For instance, if the artist had said to the surgeon, “You spent twelve hours in the operating room putting all of your years of practice and knowledge to work, and now the patient will live. That’s a true mark of dedication.” The difference is outstanding, right? The surgeon might be reminded with pride that the job was important. The self-satisfaction would be rooted not in someone else’s pleasure, but in a deep sense of worth.
That’s what our kids need too, whether it’s a toddler trying to master potty training or a preschooler writing her name for the first time. When a child wants to be noticed, they can’t yet verbalize that it’s because they need to feel valuable and capable. So we have to be the voice they hear until they have it all built up inside: a personal well of motivation.
Where empty praise is second nature to many of us, real praise takes thought.
“You must be so tired after running those laps; just think of how much stronger your muscles are getting while you rest!”
“Remember when you first began to read, you got so mad? With all the practice you’ve been doing, you can read this whole book now!”

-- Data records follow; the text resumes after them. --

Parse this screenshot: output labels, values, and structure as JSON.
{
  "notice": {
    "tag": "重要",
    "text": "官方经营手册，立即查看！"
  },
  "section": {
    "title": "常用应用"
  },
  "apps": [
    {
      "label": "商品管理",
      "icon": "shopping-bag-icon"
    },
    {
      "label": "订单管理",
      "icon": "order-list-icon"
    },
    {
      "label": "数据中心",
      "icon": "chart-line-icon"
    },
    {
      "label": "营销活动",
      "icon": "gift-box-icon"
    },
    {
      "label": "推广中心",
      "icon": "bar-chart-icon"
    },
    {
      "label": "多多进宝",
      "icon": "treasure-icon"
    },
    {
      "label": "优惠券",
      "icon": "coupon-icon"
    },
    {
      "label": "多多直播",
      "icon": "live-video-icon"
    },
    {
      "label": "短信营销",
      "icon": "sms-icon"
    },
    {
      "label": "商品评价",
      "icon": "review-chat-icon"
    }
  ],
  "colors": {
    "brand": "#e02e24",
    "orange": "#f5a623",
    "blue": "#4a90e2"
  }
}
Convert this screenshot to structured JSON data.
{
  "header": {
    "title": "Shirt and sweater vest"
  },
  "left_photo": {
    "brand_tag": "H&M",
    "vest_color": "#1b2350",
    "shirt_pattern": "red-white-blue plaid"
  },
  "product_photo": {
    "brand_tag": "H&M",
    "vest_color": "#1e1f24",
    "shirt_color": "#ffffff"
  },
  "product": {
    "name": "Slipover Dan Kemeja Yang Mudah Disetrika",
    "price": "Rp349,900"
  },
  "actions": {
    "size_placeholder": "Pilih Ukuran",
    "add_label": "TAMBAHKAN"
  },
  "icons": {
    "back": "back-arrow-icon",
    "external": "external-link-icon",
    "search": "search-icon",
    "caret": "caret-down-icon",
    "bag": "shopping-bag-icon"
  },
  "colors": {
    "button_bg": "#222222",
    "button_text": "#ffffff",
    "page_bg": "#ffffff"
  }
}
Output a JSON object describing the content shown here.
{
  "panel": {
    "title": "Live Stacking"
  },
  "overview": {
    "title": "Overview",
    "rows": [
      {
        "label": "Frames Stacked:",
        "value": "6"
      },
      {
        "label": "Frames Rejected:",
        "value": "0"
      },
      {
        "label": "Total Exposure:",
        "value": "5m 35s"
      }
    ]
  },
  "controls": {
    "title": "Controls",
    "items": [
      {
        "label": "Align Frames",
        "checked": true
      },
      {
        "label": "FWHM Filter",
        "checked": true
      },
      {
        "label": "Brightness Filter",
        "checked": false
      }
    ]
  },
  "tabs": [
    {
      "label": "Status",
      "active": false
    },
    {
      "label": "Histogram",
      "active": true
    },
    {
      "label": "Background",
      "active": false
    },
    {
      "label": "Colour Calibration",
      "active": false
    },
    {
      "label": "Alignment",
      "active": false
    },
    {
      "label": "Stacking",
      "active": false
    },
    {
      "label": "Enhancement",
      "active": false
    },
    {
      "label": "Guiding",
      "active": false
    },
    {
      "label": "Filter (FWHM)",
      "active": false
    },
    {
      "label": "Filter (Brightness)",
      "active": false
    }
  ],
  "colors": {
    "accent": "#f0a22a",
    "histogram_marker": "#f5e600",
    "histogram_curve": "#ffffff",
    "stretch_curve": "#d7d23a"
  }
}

“I see how hard you worked to get to the potty in time – you stopped what you were doing, and ran right down the hall! No wet pants for you!”
“You only fell off the bike once today! You’re really catching your balance!”
Real praise builds our kids into people who want to be happy with their own work instead of constantly seeking affirmation from others. It gives them internal motors to keep them on the path to success. It helps them understand their value.
And the cherry-on-top is that the more real praise we offer to our kids, the more we help ourselves understand their value, as well.